Some mysteries will never be solved. Who was Jack the Ripper? What sunk Atlantis? Where did Amelia Earhart go?
Today, you can scratch one of the most maddening of these enigmas off your list: we finally know why dress shirts often have a little loop of fabric sewn into the back. Get ready for a little lesson in fashion history, for the answer to this conundrum lies in the past.
The Rise of the Preppy Style
According to the Gentleman’s Gazette, the fashion offshoot that we call “preppy” started in the early 1910s. That’s when folks who went to Ivy League schools decided they wanted everyone to know they went to Ivy League schools—it was a status thing.
The market always responds to desire, especially where fashion is concerned. Therefore, A brand called J. Press started selling smart, semi-casual clothing around the famous universities on the East Coast. Seeing the success J. Press had, Brooks Brothers quickly got in on the game too. Soon, an unofficial uniform for Harvard students developed. In fact, that’s where we get the term “preppy”—you know, “prep school.”
Lots of these clothes catered to the sporty young collegiate types. You know, the ones involved in sailing, golfing, and tennis. There’s a definite nautical influence on Preppy style.

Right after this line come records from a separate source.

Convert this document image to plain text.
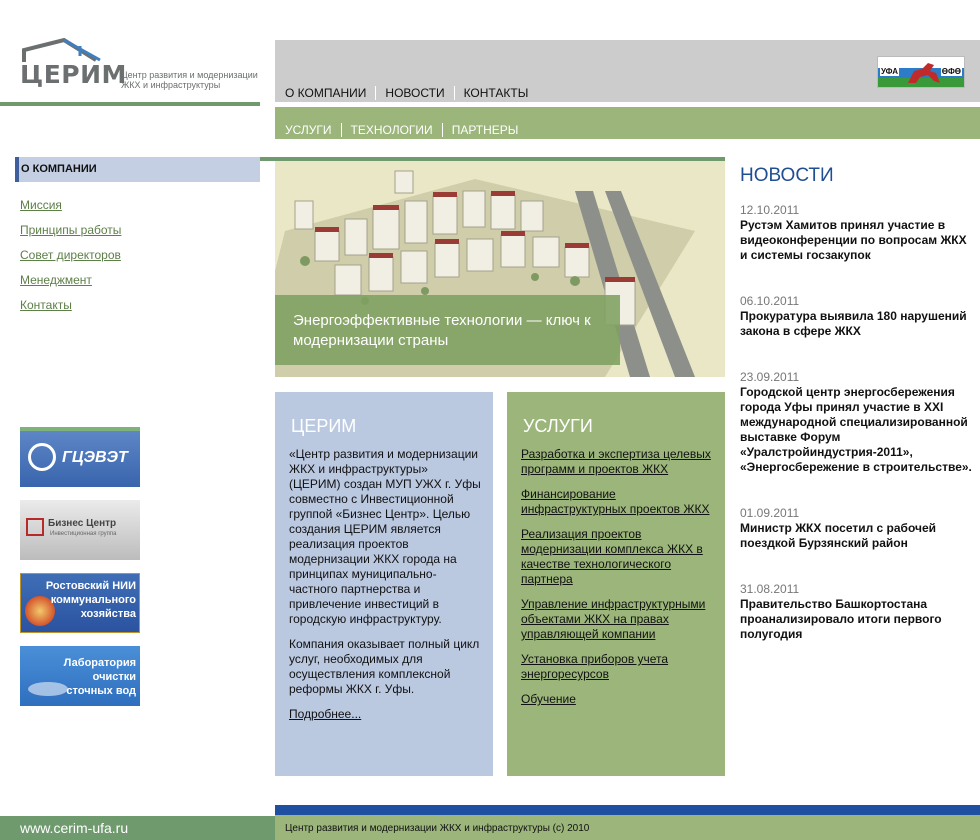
ЦЕРИМ
Центр развития и модернизации ЖКХ и инфраструктуры
О КОМПАНИИ	НОВОСТИ	КОНТАКТЫ
УФА	ӨФӨ
УСЛУГИ	ТЕХНОЛОГИИ	ПАРТНЕРЫ
О КОМПАНИИ
Миссия
Принципы работы
Совет директоров
Менеджмент
Контакты
ГЦЭВЭТ
Бизнес Центр
Инвестиционная группа
Ростовский НИИ
коммунального
хозяйства
Лаборатория
очистки
сточных вод
Энергоэффективные технологии — ключ к модернизации страны
ЦЕРИМ

«Центр развития и модернизации ЖКХ и инфраструктуры» (ЦЕРИМ) создан МУП УЖХ г. Уфы совместно с Инвестиционной группой «Бизнес Центр». Целью создания ЦЕРИМ является реализация проектов модернизации ЖКХ города на принципах муниципально-частного партнерства и привлечение инвестиций в городскую инфраструктуру.

Компания оказывает полный цикл услуг, необходимых для осуществления комплексной реформы ЖКХ г. Уфы.

Подробнее...
УСЛУГИ
Разработка и экспертиза целевых программ и проектов ЖКХ
Финансирование инфраструктурных проектов ЖКХ
Реализация проектов модернизации комплекса ЖКХ в качестве технологического партнера
Управление инфраструктурными объектами ЖКХ на правах управляющей компании
Установка приборов учета энергоресурсов
Обучение
НОВОСТИ
12.10.2011
Рустэм Хамитов принял участие в видеоконференции по вопросам ЖКХ и системы госзакупок
06.10.2011
Прокуратура выявила 180 нарушений закона в сфере ЖКХ
23.09.2011
Городской центр энергосбережения города Уфы принял участие в XXI международной специализированной выставке Форум «Уралстройиндустрия-2011», «Энергосбережение в строительстве».
01.09.2011
Министр ЖКХ посетил с рабочей поездкой Бурзянский район
31.08.2011
Правительство Башкортостана проанализировало итоги первого полугодия
www.cerim-ufa.ru	Центр развития и модернизации ЖКХ и инфраструктуры (с) 2010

It wasn’t long after that people wanted to share the same look. By the 1980s, “preppy” was a recognizable style in the high schools of the Midwest. Just look at Zack Morris from Saved by the Bell. Remember what his sporty buddy Slater called him? (Slater called him “Preppy.”)
One mainstay of the preppy style was a pressed button-down shirt. Beginning in the 1950s, these shirts often appeared with a telltale loop sewn into the back, just between the shoulders.
What’s With the Loop?
We’re not historians, but we trust Today. The intrepid reporters of the daytime talk/news hybrid looked into the history of the ubiquitous shirt loop and published a website piece that explains the most accurate theory of this oddity’s origin.
According to Today, the whole thing started with a fashion label called GANT. At some point in the 50s, GANT started selling dress shirts with the iconic loop on the back. The company called them “locker loops,” which hinted at their intended purpose.
Remember the association with college sports that launched the whole preppy look? With locker loops, students could hang their shirts in a locker while they batted around the birdie or whatever. Then, post-workout, they’d be able to throw on the unwrinkled shirt and get back to class.
Eventually, locker loops took on a life of their own. College men would cut the loops off when they began a serious romance, and flirtatious women reportedly pulled the loops off of the boys they liked.
As the rest of preppy culture flowed into the mainstream, the locker loop went with it. Now we all have them. So there’s something for your fact file.